Washington – The circus surrounding the Supreme Court health care arguments this week will begin before dawn Monday.
Demonstrators will be gathering around the Supreme Court steps. Nearby, assembled radio talk show hosts will be broadcasting live starting at 6 a.m. Civilians will be lined up, hoping for precious spots inside. Later, politicians will stroll in to claim reserved seats.
The center ring, of course, should remain dignified, even as justices shortly after 10 a.m. commence the most anticipated oral arguments in years. And by the time arguments end Wednesday, spectators should know more about whether the court believes the Obama administration’s signature health care law exceeds Congress’s constitutional authority to regulate commerce.
“The Supreme Court and the nation have been wrestling with what the Commerce Clause means for more than 200 years,” Senate Minority Leader Mitch McConnell, R-Ky., said Friday.
The six hours’ worth of arguments will be a high-wire act neither seen nor, frankly, fully understood by most voters. Although Chief Justice John Roberts Jr. agreed to release transcripts and audio recordings early, he rejected pleas for television cameras.
Monday, moreover, starts with a technical argument about whether the lawsuits can even proceed because the 1867 Anti-Tax Injunction Act prohibits lawsuits against taxes until they have been imposed.
The Monday argument may do little to clarify public understanding of the 2,700-page health care law and its current status.
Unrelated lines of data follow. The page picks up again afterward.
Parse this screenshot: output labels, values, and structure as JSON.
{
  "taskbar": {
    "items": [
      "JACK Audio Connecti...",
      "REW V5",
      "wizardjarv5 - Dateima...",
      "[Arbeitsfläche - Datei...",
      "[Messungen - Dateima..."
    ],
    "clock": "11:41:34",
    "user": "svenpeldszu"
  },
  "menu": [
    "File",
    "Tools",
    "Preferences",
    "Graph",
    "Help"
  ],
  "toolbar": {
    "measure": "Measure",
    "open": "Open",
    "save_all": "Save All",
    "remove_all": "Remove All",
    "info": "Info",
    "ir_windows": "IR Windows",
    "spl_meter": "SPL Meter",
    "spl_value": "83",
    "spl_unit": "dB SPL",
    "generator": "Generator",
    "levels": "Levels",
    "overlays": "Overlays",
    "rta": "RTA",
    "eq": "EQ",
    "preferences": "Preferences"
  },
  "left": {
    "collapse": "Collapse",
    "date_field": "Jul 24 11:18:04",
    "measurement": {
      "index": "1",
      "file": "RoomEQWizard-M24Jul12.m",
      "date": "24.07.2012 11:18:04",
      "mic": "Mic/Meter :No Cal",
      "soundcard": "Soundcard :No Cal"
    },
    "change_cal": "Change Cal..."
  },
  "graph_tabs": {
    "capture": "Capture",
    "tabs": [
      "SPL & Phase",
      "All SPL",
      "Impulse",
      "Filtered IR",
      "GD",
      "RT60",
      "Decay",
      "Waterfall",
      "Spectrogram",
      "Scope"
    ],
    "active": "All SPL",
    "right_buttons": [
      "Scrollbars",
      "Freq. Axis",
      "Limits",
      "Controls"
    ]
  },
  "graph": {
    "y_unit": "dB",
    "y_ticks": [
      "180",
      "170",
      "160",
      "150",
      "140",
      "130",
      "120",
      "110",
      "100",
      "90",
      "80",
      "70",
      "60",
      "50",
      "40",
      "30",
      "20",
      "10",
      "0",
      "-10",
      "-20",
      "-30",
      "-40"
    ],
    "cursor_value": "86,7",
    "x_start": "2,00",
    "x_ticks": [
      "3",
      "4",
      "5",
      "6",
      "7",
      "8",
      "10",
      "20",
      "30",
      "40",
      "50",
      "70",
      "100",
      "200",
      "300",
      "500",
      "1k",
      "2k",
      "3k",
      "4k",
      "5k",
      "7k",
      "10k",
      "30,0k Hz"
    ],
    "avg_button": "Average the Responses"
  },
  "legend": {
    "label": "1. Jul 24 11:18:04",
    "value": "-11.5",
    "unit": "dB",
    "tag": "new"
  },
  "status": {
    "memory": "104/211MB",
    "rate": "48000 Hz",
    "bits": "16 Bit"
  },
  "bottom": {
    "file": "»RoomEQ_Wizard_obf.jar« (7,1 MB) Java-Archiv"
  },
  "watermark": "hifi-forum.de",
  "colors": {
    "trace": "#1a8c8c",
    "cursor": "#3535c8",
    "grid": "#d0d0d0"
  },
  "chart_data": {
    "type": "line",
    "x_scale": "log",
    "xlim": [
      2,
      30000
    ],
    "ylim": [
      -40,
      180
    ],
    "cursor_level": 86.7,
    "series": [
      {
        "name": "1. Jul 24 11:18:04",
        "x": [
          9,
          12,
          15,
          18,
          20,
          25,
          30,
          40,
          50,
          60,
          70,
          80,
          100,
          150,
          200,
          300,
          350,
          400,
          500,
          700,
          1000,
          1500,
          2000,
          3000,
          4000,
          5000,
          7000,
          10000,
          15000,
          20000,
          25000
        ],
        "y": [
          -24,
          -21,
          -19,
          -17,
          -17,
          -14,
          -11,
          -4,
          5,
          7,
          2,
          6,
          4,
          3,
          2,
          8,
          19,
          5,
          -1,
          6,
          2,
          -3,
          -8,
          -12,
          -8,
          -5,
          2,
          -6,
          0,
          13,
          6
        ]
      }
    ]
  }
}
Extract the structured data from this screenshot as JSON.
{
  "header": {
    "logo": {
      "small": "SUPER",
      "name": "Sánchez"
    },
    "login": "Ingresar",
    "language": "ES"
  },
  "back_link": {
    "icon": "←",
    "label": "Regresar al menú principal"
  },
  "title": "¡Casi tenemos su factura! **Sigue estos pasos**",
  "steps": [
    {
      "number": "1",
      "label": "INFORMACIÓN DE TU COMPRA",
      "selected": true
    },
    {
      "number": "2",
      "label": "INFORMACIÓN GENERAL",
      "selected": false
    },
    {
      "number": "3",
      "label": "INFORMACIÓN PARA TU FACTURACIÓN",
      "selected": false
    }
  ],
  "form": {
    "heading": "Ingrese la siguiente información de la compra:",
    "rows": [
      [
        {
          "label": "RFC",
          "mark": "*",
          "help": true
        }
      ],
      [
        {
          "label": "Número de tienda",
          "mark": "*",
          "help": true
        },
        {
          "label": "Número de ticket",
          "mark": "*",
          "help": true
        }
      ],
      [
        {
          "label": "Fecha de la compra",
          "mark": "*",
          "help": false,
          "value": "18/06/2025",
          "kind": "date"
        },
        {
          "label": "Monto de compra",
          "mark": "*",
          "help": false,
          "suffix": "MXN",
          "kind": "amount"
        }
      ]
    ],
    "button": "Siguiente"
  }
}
More than four in 10 U.S. residents surveyed this month mistakenly think the Supreme Court has already struck down the law or are unsure whether the court has acted, a Kaiser Family Foundation poll found.
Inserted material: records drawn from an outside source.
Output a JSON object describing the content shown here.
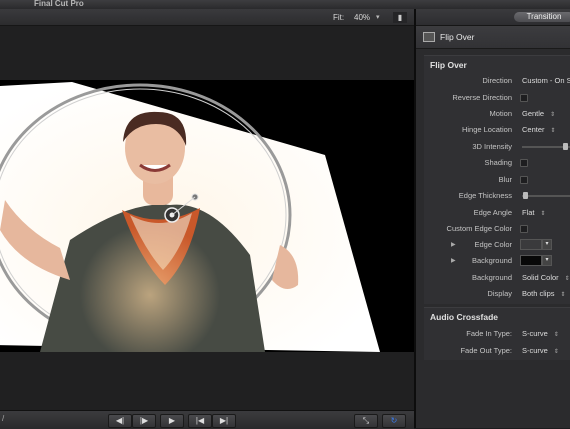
{
  "window": {
    "app_title": "Final Cut Pro"
  },
  "viewer": {
    "fit_label": "Fit:",
    "fit_value": "40%",
    "view_switch_glyph": "▮"
  },
  "transport": {
    "left_glyph": "/",
    "prev_glyph": "◀︎|",
    "next_glyph": "|▶︎",
    "play_glyph": "▶",
    "start_glyph": "|◀",
    "end_glyph": "▶|",
    "fullscreen_glyph": "⤡",
    "loop_glyph": "↻"
  },
  "inspector": {
    "tab_label": "Transition",
    "header_title": "Flip Over",
    "flip_over": {
      "title": "Flip Over",
      "direction_label": "Direction",
      "direction_value": "Custom - On Scr",
      "reverse_label": "Reverse Direction",
      "motion_label": "Motion",
      "motion_value": "Gentle",
      "hinge_label": "Hinge Location",
      "hinge_value": "Center",
      "intensity_label": "3D Intensity",
      "intensity_level": 0.75,
      "shading_label": "Shading",
      "blur_label": "Blur",
      "edge_thickness_label": "Edge Thickness",
      "edge_thickness_level": 0.02,
      "edge_angle_label": "Edge Angle",
      "edge_angle_value": "Flat",
      "custom_edge_color_label": "Custom Edge Color",
      "edge_color_label": "Edge Color",
      "edge_color_swatch": "#3a3a3c",
      "background_color_label": "Background",
      "background_color_swatch": "#080808",
      "background_type_label": "Background",
      "background_type_value": "Solid Color",
      "display_label": "Display",
      "display_value": "Both clips"
    },
    "audio_crossfade": {
      "title": "Audio Crossfade",
      "fade_in_label": "Fade In Type:",
      "fade_in_value": "S-curve",
      "fade_out_label": "Fade Out Type:",
      "fade_out_value": "S-curve"
    }
  },
  "colors": {
    "accent_blue": "#3a7cf0",
    "panel_bg": "#2b2b2d"
  }
}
Among motivated advocates and political professionals, though, the oral arguments are a prime opportunity for spectacle.
Starting early Monday, more than two dozen talk show hosts supporting the law will form a “Radio Row,” conducting programs at the United Methodist Center a block from the court. Interest groups backing the law will hold daily morning news conferences, featuring doctors, nurses, patients and others.
Groups opposing the law also plan action. Americans for Prosperity, a conservative group, is organizing a “Hands Off My Health Care” rally at a park near the court Tuesday. They will bus in backers from all over, and speakers will include former Republican presidential candidate Michele Bachmann as well as Republican Sens. Jim DeMint of South Carolina, Pat Toomey of Pennsylvania and Rand Paul of Kentucky.
Demonstrators pro and con are expected at a grassy park across the street from the court, while politicians of all stripes have sought to prepare the ground in recent days.
Agriculture Secretary Tom Vilsack, for instance, touted health care reform for rural residents. Democratic lawmakers like Rep. Lois Capps of California praised, as Capps put it, “health reform benefits for young people on the Central Coast,” while House Democratic leaders on Thursday paraded citizens before a press conference to tell stories how the law has helped them.
House Speaker John Boehner of Ohio, on the flip side, put out a YouTube video promoting the number of times the Republican-controlled House has voted to repeal some or all of the health care bill. Conservative Republicans assailed the law at a news conference.
“Keep your hands off our health care and our Constitution,” said Rep. Steve King of Iowa.
House GOP leaders also carefully timed a Thursday health care-related vote for maximum possible attention. The House voted 223-181 to repeal a major part of the law, the creation of a special panel to help control Medicare costs. The bill is expected to go nowhere in the Senate, but that’s politically irrelevant. The Republicans’ main point was to underscore their opposition.
“The bottom line is this: This health care law is a mess,” McConnell said. “And the American people don’t want it. … When it comes to the cost of health care, this law makes matters worse.”
Democrats, in turn, are happy to join the debate.
“In two short years, virtually every man, woman and child in America will have access to health insurance they can afford and the vital care they need,” said Senate Majority Leader Harry Reid of Nevada.
The lead-up has given legal advocates, too, a chance to spin reporters and promote their own causes.
On Wednesday, for instance, the Sacramento, Calif.-based Pacific Legal Foundation held a telephone briefing with reporters to elaborate on the multiple briefs the conservative group has filed. That same day, the Republican Governors Association sponsored its own preview. At week’s end, the libertarian-leaning Cato Institute followed suit.
The most closely watched argument, which takes place Tuesday afternoon, is whether Congress exceeded its constitutional authority with the health care law’s requirement that most individuals either buy insurance or pay a fee.
The court’s nine justices will separately be deciding whether Congress can use the threat of withholding money to coerce states into expanding Medicaid coverage.